Overdue Auditor General’s report on VicForests
Released in December 2013, the report into VicForests operations (the government’s logging monopoly), condemns its lack of protection of environmental values but excuses the drain it puts on the state’s finances. There’s no market for woodchips so trees are incinerated where they are felled. So why are they cut down?
Among many other shocking findings, the report shows that logging forests is criminally wasteful and no longer viable, especially so in East Gippsland.
The Auditor General’s report also notes that DEPI and VicForests still have limited ability to protect or even assess threatened wildlife in logging areas (p.34-36).
VicForests is burning 16% of the trees they log statewide, because they can’t sell the low-value logs, even for chips(p.46).
East Gippsland’s forests have been over-logged and mills guaranteed quality sawlogs that aren’t there, so taxpayers are now paying the costs to truck good logs from the Central Highlands to East Gippsland.(p.47)
But most of Victoria’s low quality woodchip logs ended up sitting in log dumps with no buyer.(p.46.) It begs the question – why were they cut down in the first place?

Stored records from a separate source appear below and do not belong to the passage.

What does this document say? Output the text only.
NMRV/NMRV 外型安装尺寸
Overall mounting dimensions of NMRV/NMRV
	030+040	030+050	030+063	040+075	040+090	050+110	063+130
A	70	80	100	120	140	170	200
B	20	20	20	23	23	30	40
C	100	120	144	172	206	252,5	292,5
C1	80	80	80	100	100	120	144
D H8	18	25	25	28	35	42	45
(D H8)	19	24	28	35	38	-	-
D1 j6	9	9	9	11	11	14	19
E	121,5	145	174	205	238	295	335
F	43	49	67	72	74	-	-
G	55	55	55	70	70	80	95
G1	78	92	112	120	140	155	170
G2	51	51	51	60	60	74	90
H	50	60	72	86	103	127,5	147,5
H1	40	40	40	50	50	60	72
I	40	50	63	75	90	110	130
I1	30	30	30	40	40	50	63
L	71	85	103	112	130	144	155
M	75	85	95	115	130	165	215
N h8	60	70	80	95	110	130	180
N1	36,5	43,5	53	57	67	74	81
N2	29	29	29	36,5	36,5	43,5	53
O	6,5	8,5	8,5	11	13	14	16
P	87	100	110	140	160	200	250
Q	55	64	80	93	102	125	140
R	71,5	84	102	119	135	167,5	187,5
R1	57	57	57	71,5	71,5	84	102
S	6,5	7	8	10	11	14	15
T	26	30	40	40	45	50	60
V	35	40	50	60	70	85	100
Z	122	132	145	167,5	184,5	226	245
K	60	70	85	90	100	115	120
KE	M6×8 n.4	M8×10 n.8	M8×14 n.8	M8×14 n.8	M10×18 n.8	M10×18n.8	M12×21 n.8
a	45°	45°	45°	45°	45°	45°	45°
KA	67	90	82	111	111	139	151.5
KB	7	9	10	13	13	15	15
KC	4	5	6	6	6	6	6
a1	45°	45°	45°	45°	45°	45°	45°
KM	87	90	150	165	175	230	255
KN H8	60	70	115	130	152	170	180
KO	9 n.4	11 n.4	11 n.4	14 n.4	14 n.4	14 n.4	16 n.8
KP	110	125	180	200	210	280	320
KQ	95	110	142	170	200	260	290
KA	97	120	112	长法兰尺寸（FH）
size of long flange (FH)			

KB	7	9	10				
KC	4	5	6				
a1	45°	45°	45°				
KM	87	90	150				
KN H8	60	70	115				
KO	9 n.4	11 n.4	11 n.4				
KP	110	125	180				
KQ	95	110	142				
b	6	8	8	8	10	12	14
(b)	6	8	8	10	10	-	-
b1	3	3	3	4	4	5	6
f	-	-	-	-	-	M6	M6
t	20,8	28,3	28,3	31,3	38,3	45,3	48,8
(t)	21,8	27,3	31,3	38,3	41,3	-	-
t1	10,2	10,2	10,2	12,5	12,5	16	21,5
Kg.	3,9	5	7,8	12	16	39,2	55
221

The overseas market for woodchips to foreign paper factories – the main product from logging in East Gippsland, has suffered a significant collapse in the last couple of years. With no likelihood of recovery, the industry will continue to hemorrhage and cost the public millions before it self-destructs. The crime is that endangered wildlife and thousands of hectares of natural untouched forests will be obliterated before this happens.